Working against his looks, he's more likely to seek out character parts such as my favorite Fiennes movie, David Cronenberg's "Spider," about a shy man trying to make sense of the childhood that shattered him (it does not seem to be streaming anywhere but grab it if you can find it). Or a classless thug in "In Bruges." Or a beleaguered M in the most recent 007 movies. Or a gentle laborer in this year's lovely "The Dig."
That last role finds Fiennes shifting to a working-class accent. He's adept at using his plummy voice in a variety of ways. For examples, check out his vivid, voice-only work as the villain of "Wallace and Gromit: Curse of the Were-Rabbit," or any of these other great performances.
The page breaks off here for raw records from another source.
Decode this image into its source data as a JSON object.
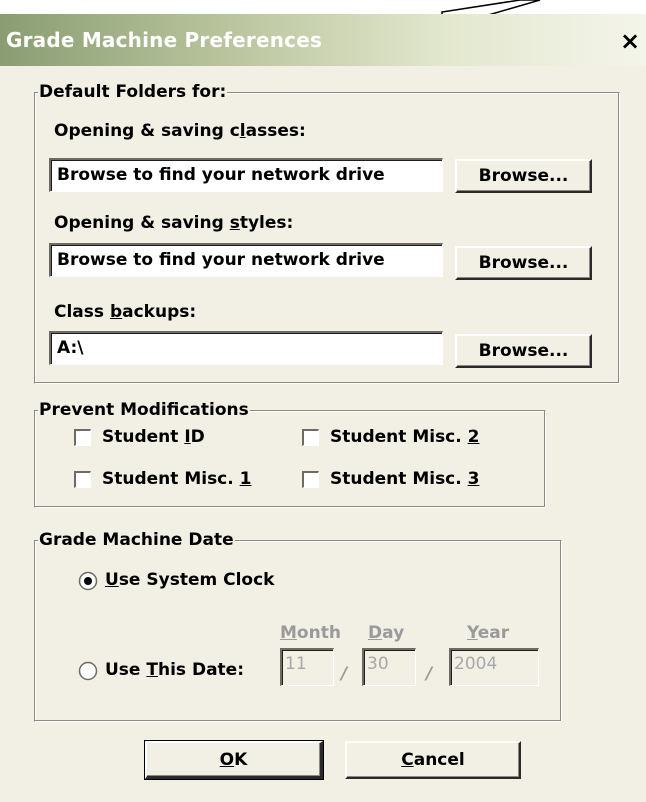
{
  "window": {
    "title": "Grade Machine Preferences",
    "close_glyph": "×"
  },
  "default_folders": {
    "legend": "Default Folders for:",
    "classes": {
      "label_pre": "Opening & saving c",
      "label_key": "l",
      "label_post": "asses:",
      "value": "Browse to find your network drive",
      "browse": "Browse..."
    },
    "styles": {
      "label_pre": "Opening & saving ",
      "label_key": "s",
      "label_post": "tyles:",
      "value": "Browse to find your network drive",
      "browse": "Browse..."
    },
    "backups": {
      "label_pre": "Class ",
      "label_key": "b",
      "label_post": "ackups:",
      "value": "A:\\",
      "browse": "Browse..."
    }
  },
  "prevent": {
    "legend": "Prevent Modifications",
    "student_id": {
      "pre": "Student ",
      "key": "I",
      "post": "D",
      "checked": false
    },
    "misc1": {
      "pre": "Student Misc. ",
      "key": "1",
      "post": "",
      "checked": false
    },
    "misc2": {
      "pre": "Student Misc. ",
      "key": "2",
      "post": "",
      "checked": false
    },
    "misc3": {
      "pre": "Student Misc. ",
      "key": "3",
      "post": "",
      "checked": false
    }
  },
  "date": {
    "legend": "Grade Machine Date",
    "system_clock": {
      "pre": "",
      "key": "U",
      "post": "se System Clock",
      "selected": true
    },
    "this_date": {
      "pre": "Use ",
      "key": "T",
      "post": "his Date:",
      "selected": false
    },
    "month_label": {
      "key": "M",
      "post": "onth"
    },
    "day_label": {
      "key": "D",
      "post": "ay"
    },
    "year_label": {
      "key": "Y",
      "post": "ear"
    },
    "month": "11",
    "day": "30",
    "year": "2004",
    "separator": "/"
  },
  "buttons": {
    "ok": {
      "key": "O",
      "post": "K"
    },
    "cancel": {
      "key": "C",
      "post": "ancel"
    }
  },
  "colors": {
    "titlebar_dark": "#8a9d72",
    "titlebar_light": "#f4f5ea",
    "face": "#f2f0e4",
    "disabled_text": "#9a9a9a"
  }
}
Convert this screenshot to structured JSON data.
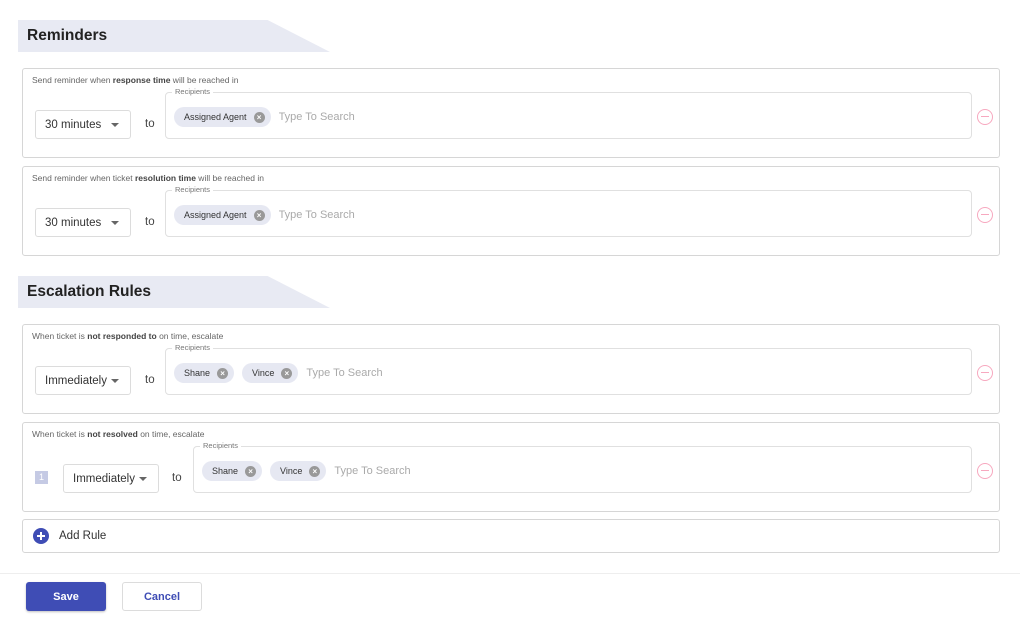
{
  "reminders": {
    "title": "Reminders",
    "rules": [
      {
        "desc_pre": "Send reminder when ",
        "desc_bold": "response time",
        "desc_post": " will be reached in",
        "select_value": "30 minutes",
        "to_label": "to",
        "recipients_label": "Recipients",
        "chips": [
          "Assigned Agent"
        ],
        "search_placeholder": "Type To Search"
      },
      {
        "desc_pre": "Send reminder when ticket ",
        "desc_bold": "resolution time",
        "desc_post": " will be reached in",
        "select_value": "30 minutes",
        "to_label": "to",
        "recipients_label": "Recipients",
        "chips": [
          "Assigned Agent"
        ],
        "search_placeholder": "Type To Search"
      }
    ]
  },
  "escalation": {
    "title": "Escalation Rules",
    "rules": [
      {
        "desc_pre": "When ticket is ",
        "desc_bold": "not responded to",
        "desc_post": " on time, escalate",
        "select_value": "Immediately",
        "to_label": "to",
        "recipients_label": "Recipients",
        "chips": [
          "Shane",
          "Vince"
        ],
        "search_placeholder": "Type To Search"
      },
      {
        "desc_pre": "When ticket is ",
        "desc_bold": "not resolved",
        "desc_post": " on time, escalate",
        "level": "1",
        "select_value": "Immediately",
        "to_label": "to",
        "recipients_label": "Recipients",
        "chips": [
          "Shane",
          "Vince"
        ],
        "search_placeholder": "Type To Search"
      }
    ],
    "add_rule_label": "Add Rule"
  },
  "footer": {
    "save_label": "Save",
    "cancel_label": "Cancel"
  },
  "colors": {
    "primary": "#3f4db5",
    "remove": "#f7a8bf",
    "chip_bg": "#e6e8f2",
    "header_bg": "#e8eaf3"
  }
}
My favorite Fiennes is also the silliest Fiennes. He's the deadpan concierge of the titular (fictional) resort, who keeps things running smoothly even if that means illicit affairs with patrons or light thievery. Those duties, it turns out, prepared him for a caper that finds him skiing, running and employing every mode of transport you can think of in an effort to save the hotel, prove he's not a murderer and secure a priceless painting.
The tragicomedy that Luca Guadagnino made before "Call Me By Your Name" is one of those movies about rich dopes who drink too much and bicker while the world burns around them. Fiennes is witty and very sad as a bon vivant who knows the bon times are behind him. It's probably Fiennes' most boisterous performance (which is saying something), highlighted by a should-be-legendary, gleefully abandoned impersonation of Mick Jagger performing "Emotional Rescue."
It's hard to decide who took the bigger chance: Steven Spielberg, who hired an unknown to play one of the vilest characters in cinema history. Or Fiennes, a leading man type who had done just two little-seen films but agreed to introduce himself to audiences by gaining a bunch of weight and disappearing into a man-baby character a decade older than him. Subsequent events suggest both men made good calls.
The actor may have privately settled a few scores as an elegant control freak who is losing control of the movie he's directing in 1950s Hollywood. The in-jokes in Joel and Ethan Coen's comedy are mostly for movie buffs and it's less than the sum of its parts. But many of those parts are glorious, including Tilda Swinton in a dual role and Fiennes viciously drilling a western star he's been forced to hire for his drawing-room comedy.
Fiennes said he took his cues from descriptions in J.K. Rowling's novels but the role feels very much of a piece with Fiennes' other work: elegant (he liked Rowling's description of Voldemort as "silky" and "snake-like"), simple and unexpected. It's easy to imagine a bad guy spitting fire at the Hogwarts kids but Fiennes' quiet villainy is much more interesting.
The actor turns on the charm in a World War II romance, adapted by Neil Jordan from Graham Greene's classic novel. The big themes all turn on his character, a tortured novelist who questions his faith and learns that love is literally stronger than death.
We hear Fiennes more than we see him in this sort-of prequel to "The Silence of the Lambs." The American accent he uses as serial killer Francis Dolarhyde is nothing special but the way he speaks — haltingly, as if his mouth can't keep up with the rest of his body — is.